Botanik – Namensgebung

Was sagen wissenschaftliche Namen aus?

Autor: Gregor Dietrich

Für viele sind sie ein Ärgernis, zur internationalen Verständigung sind sie notwendig. Was sie bedeuten und warum sie sich ändern wird in diesem Beitrag erklärt.

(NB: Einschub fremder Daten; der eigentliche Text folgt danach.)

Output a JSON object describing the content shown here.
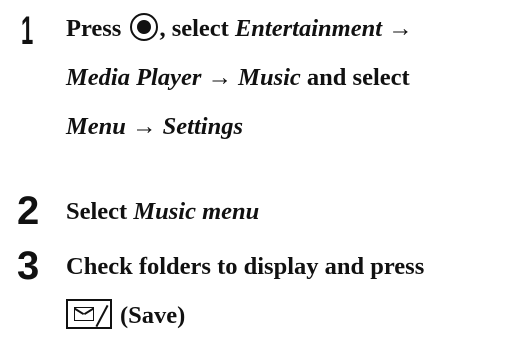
{
  "steps": [
    {
      "number": "1",
      "lines": [
        [
          "Press ",
          "",
          ", select ",
          "Entertainment",
          " →"
        ],
        [
          "Media Player",
          " → ",
          "Music",
          " and select"
        ],
        [
          "Menu",
          " → ",
          "Settings"
        ]
      ]
    },
    {
      "number": "2",
      "prefix": "Select ",
      "item": "Music menu"
    },
    {
      "number": "3",
      "line1": "Check folders to display and press",
      "save_label": "(Save)"
    }
  ],
  "icons": {
    "center_key": "center-select-key-icon",
    "mail_key": "mail-save-key-icon"
  }
}
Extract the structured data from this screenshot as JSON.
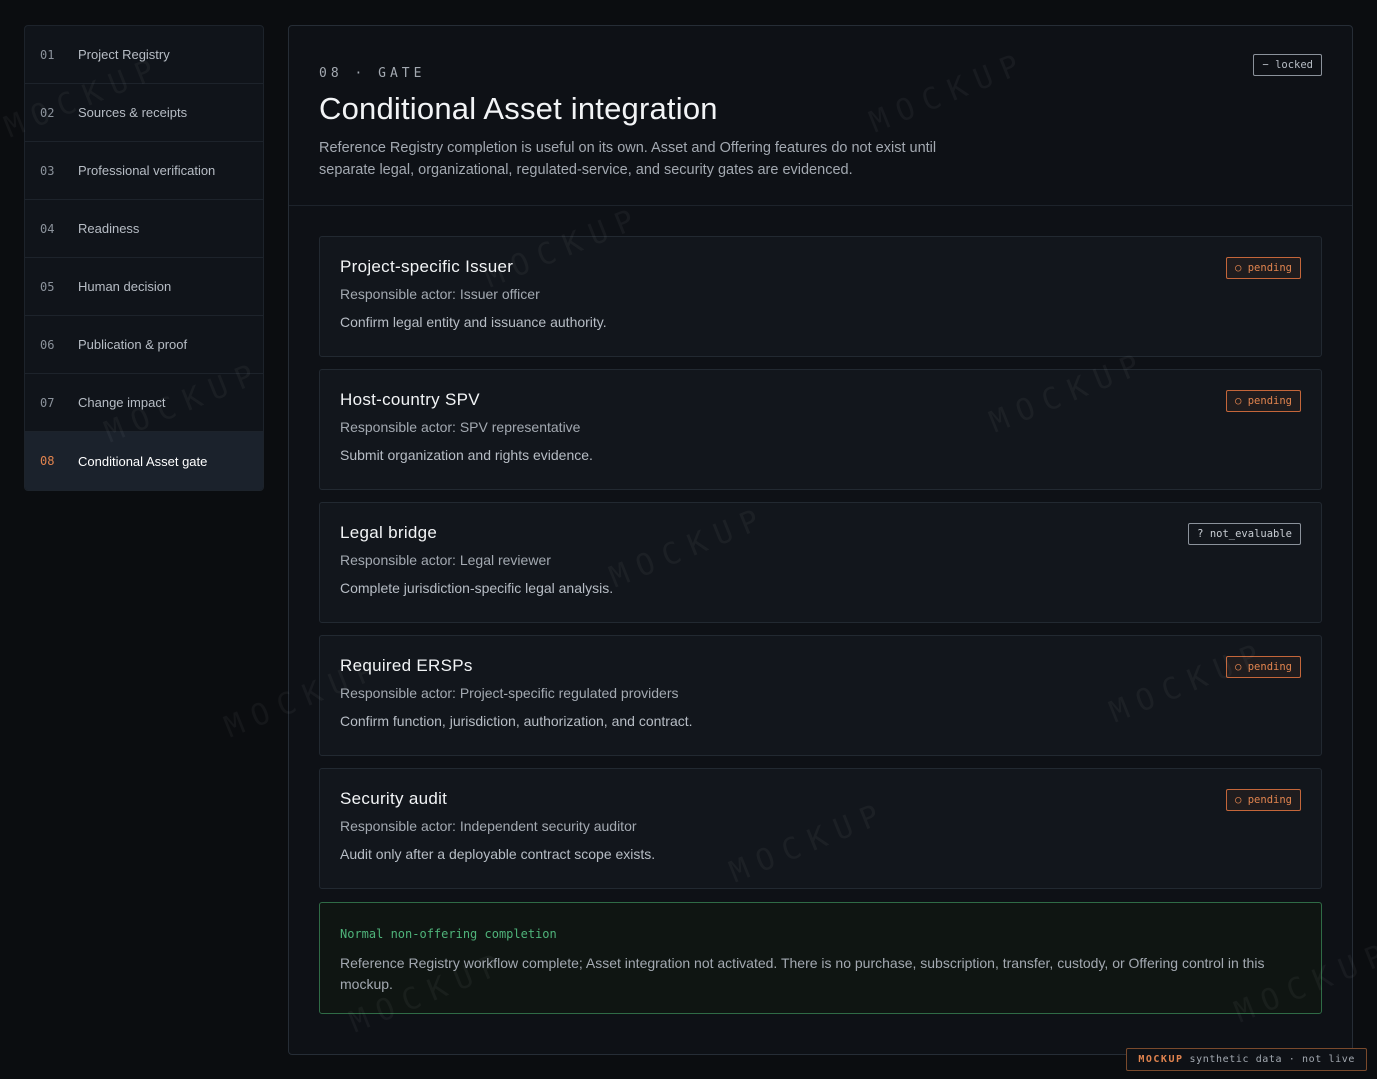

Carl Linnaeus, der große schwedische Naturforscher, hatte eine Vision. Die Welt mußte doch so eingeteilt werden können, daß alle Gelehrten von den selben Objekten sprachen, wenn sie den selben Namen gebrauchten. Oder nicht vom selben Objekt sprachen, ohne es zu wissen, weil sie verschiedene Namen gebrauchten. Diesen Gedanken hatten schon viele vor ihm, die versuchten, ihre Objekte so detailgetreu zu beschreiben, daß sie unverwechselbar waren. Endlos scheinende Namenswürste, wie Caryophyllus plenus purpurascens punctatis et laciniatis folis (Gefüllte Gartennelke mit purpurn gefleckten und geschlitzten [Blüten-] Blättern), waren die Folge. Linnaeus war der Meinung, zwei lateinische oder latinisierte Worte müßten ausreichen, wenn in einer Art Namensregister die genauen Beschreibungen dazu gesammelt würden. Das erste der beiden Wörter gibt die Gattung an, in die eine Art gehört, das zweite bezeichnet die genaue Art. Diese sogenannte binäre Nomenklatur hat sich für alle Lebewesen durchgesetzt. Nur die Mineralien und andere chemische Reinstoffe werden heute mit der chemischen Formel beschrieben, für Gesteine gibt es keine Nomenklatur. Linnaeus wurde für sein Wirken geadelt und durfte sich fortan LINNÉ nennen.

Regeln

Seit Linné ist viel Zeit vergangen und die Nomenklaturregeln wurden verfeinert und den auftauchenden Problemen angepaßt. Damit wirklich international Eindeutigkeit besteht, muß es bestimmte Regeln geben. Der erste regelkonform publizierte Name gilt. Es kann aber passieren, daß plötzlich ein älterer Name gefunden wird, der bisher übersehen wurde. Dann gilt dieser, und wir haben es mit einer nomenklatorischen Namensänderung zu tun. Nun sind Namensänderungen klarerweise unbeliebt, und sie sollen durch die Nomenklaturregeln ja auch verhindert werden, darum gibt es die Möglichkeit die internationale Nomenklaturkommission anzurufen und einen Namen konservieren zu lassen. Ein Beispiel ist die Schneeheide. Erica herbacea wäre ihr gültiger Name gewesen. Da aber Erica carnea viel geläufiger war, entschied die Kommission zugunsten dieses Namens, der damit jetzt richtig und gültig ist. Auch ein Verzeichnis der Beschreibungen, wie Linnés Systema Naturae gibt es nicht mehr, stattdessen müssen Erstbeschreibungen veröffentlicht und Herbartypen hinterlegt werden.

Systematik

Eine andere Form der Namensänderung ist die systematische. Beispielsweise hießen bei Linné alle kleinen Bartschwertlilien Iris pumila. Spätere Botaniker bemerkten jedoch, daß es sich um mehrere Arten handelte. Iris chamaeiris wurde die zweite von Linné I. pumila bezeichnete Art genannt. Wir haben hier auch gleich ein Beispiel einer anderen systematischen Namensänderung: Inzwischen wurde nämlich I. lutescens beschrieben. Diese stellte sich als die selbe Art wie I. chamaeiris heraus und als jüngerer Name ist I. chamaeiris somit ungültig.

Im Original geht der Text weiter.